Monsieur le président, madame la secrétaire d’État, mes chers collègues, l’actualité récente a fait naître un climat de défiance, mais aussi une prise de conscience des enjeux liés à la sécurité des réseaux 5G. Un équipementier majeur a été montré du doigt et accusé d’espionner ses clients.
Face à ceux qui crient au loup, nous nous réjouissons que la France choisisse de répondre avec sang-froid, mais sans naïveté. L’objet de la proposition de loi que nous examinons cet après-midi est de proposer un cadre sécuritaire pour le développement de cette technologie.
Les réseaux radioélectriques mobiles sont à l’aube d’une transformation fondamentale, si fondamentale qu’il nous est difficile d’en prévoir les évolutions et de savoir si celles-ci seront positives ou négatives.
À l’évidence, la technologie 5G est porteuse de risques, parce qu’elle est nouvelle, parce que son architecture est très différente de celle de la 4G, parce que les usages auxquels elle est destinée sont eux-mêmes sensibles, enfin, parce qu’elle consacrera l’internet des objets, multipliant ainsi les accès au réseau et, par là même, les failles potentielles.
Malgré ces risques, la France a tout de même choisi de franchir ce cap. Nous nous en réjouissons, car les possibilités offertes par cette technologie sont monumentales. Il nous appartient de définir les modalités de son usage, afin qu’il se réalise dans les meilleures conditions. « L’homme et sa sécurité doivent constituer la première préoccupation de toute aventure technologique », affirmait Albert Einstein. Nous ferions bien de nous en souvenir.
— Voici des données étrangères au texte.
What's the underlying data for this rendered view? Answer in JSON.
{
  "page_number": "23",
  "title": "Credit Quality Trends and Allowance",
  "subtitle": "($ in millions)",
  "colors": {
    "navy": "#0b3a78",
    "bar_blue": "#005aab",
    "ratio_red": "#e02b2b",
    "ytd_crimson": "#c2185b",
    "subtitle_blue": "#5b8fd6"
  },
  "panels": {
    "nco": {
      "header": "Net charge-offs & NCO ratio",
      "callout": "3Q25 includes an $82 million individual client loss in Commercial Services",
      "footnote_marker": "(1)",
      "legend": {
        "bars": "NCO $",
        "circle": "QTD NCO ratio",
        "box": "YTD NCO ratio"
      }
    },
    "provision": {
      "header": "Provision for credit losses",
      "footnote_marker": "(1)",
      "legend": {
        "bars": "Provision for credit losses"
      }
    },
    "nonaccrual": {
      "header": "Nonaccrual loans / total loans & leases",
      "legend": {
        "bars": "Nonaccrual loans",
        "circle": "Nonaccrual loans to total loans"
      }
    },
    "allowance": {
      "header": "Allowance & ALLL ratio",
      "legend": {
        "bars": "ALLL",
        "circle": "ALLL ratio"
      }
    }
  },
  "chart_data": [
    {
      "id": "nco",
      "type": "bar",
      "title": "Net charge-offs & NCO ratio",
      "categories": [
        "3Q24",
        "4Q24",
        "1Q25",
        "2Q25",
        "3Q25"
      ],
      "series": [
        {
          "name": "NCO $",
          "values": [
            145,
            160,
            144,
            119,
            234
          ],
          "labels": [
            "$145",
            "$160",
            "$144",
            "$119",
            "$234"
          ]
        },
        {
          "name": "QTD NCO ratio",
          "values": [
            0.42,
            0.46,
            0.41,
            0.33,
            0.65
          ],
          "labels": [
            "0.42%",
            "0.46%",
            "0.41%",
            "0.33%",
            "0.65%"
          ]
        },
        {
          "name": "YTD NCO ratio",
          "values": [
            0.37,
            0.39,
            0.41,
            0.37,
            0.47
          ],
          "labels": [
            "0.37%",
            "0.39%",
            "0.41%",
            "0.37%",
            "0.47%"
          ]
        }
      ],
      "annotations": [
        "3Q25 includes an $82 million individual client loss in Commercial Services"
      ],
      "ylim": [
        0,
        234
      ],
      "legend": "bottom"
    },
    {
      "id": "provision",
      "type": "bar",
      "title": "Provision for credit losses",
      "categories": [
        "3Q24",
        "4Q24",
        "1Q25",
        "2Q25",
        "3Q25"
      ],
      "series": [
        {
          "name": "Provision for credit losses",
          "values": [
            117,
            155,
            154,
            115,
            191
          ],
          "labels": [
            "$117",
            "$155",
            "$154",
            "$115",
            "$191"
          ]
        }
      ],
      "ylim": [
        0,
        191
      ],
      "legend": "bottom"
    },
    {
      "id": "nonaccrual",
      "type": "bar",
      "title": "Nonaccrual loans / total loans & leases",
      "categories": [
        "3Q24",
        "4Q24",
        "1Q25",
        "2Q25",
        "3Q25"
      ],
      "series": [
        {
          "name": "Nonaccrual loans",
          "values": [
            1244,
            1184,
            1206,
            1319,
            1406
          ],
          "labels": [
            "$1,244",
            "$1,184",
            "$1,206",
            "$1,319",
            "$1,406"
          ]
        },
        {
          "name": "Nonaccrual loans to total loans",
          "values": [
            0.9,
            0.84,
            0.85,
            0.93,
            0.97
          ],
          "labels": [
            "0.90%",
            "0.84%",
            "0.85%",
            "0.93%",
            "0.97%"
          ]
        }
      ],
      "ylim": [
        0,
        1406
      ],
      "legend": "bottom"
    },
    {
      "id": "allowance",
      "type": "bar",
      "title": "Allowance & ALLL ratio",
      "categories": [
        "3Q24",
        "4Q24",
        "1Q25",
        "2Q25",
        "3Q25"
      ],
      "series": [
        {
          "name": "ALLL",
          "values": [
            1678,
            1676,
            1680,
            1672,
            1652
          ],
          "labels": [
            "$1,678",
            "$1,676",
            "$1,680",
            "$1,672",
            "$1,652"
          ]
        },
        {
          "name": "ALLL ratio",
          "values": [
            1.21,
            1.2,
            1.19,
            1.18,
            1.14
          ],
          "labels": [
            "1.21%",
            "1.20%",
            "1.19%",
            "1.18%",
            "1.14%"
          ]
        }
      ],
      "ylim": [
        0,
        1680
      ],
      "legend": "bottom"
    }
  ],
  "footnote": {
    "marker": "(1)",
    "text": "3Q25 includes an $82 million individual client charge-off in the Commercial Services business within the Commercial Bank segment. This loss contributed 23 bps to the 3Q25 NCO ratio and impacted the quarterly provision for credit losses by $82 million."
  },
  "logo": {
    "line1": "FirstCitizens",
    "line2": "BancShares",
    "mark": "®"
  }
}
Le groupe Les Indépendants se félicite toujours de l’initiative parlementaire. Il est toutefois plus réservé lorsque la complexité d’un sujet rend particulièrement éclairantes, sinon nécessaires, la réalisation d’une étude d’impact et la saisine du Conseil d’État pour avis qui accompagnent les textes. Cette proposition de loi aurait ainsi pu grandement bénéficier de tels éclairages.
Au-delà de ces considérations, nous estimons que le dispositif envisagé est pertinent. En particulier, il nous semble de bonne économie de faire peser la demande d’autorisation sur les opérateurs télécoms désignés comme « opérateurs d’importance vitale ». Plusieurs options étaient possibles, mais celle-ci nous paraît servir le mieux l’objectif de sécurité nationale, à savoir s’assurer que les réseaux télécoms soient opérationnels et fiables, quel que soit l’équipementier choisi.
Nous avons toute confiance dans la compétence des services du Premier ministre, au premier rang desquels le Secrétariat général de la défense et de la sécurité nationale et l’Agence nationale de sécurité des systèmes d’information, pour mener à bien l’examen préalable à l’autorisation d’exploitation.
Nous sommes également satisfaits par l’approche de ce texte, qui a vocation à s’appliquer à tous sans discrimination. C’est juste, car les amis d’aujourd’hui ne seront peut-être pas ceux de demain. C’est pragmatique, car les failles techniques ne sont pas toujours les conséquences d’actes de malveillance. Le faux sentiment de sécurité est un écueil majeur en la matière.
Le groupe Les Indépendants considère que cette proposition de loi permettra de s’assurer que les dispositifs exploités ne présentent pas de risque pour la sécurité nationale.
En revanche, nous tenons à signaler ici notre inquiétude. Si deux équipementiers 5G sont finlandais et suédois, le marché est largement dominé par des acteurs chinois et sud-coréens.
La 5G est une révolution comparable à celle du smartphone, tant par ses implications dans nos vies quotidiennes que par les opportunités industrielles qu’elle offre. Nous ne devons pas manquer ce rendez-vous comme nous avons manqué celui du smartphone. Les téléphones sont aujourd’hui sud-coréens ou américains, et leur système d’exploitation est toujours américain.
Ne commettons pas l’erreur funeste de croire que le concepteur et l’utilisateur sont sur un pied d’égalité. Il est temps que l’Europe – pourquoi pas sur l’initiative de la France, madame la secrétaire d’État ? – se saisisse de la problématique de la souveraineté numérique. Une commission d’enquête sénatoriale est en cours, et nous nous félicitons qu’elle défriche le sujet.
Cette souveraineté nécessitera probablement un volet logiciel et un volet matériel. Où est l’ordinateur grand public français ou européen, le système d’exploitation, ou encore le moteur de recherche ?
Nous soutiendrons cette proposition de loi, parce qu’elle sauvegarde les intérêts de la sécurité nationale. Le groupe Les Indépendants enjoint cependant le Gouvernement de définir et de mettre en œuvre une politique de souveraineté numérique. Cette politique est un enjeu stratégique de long terme, essentiel à l’indépendance de la Nation.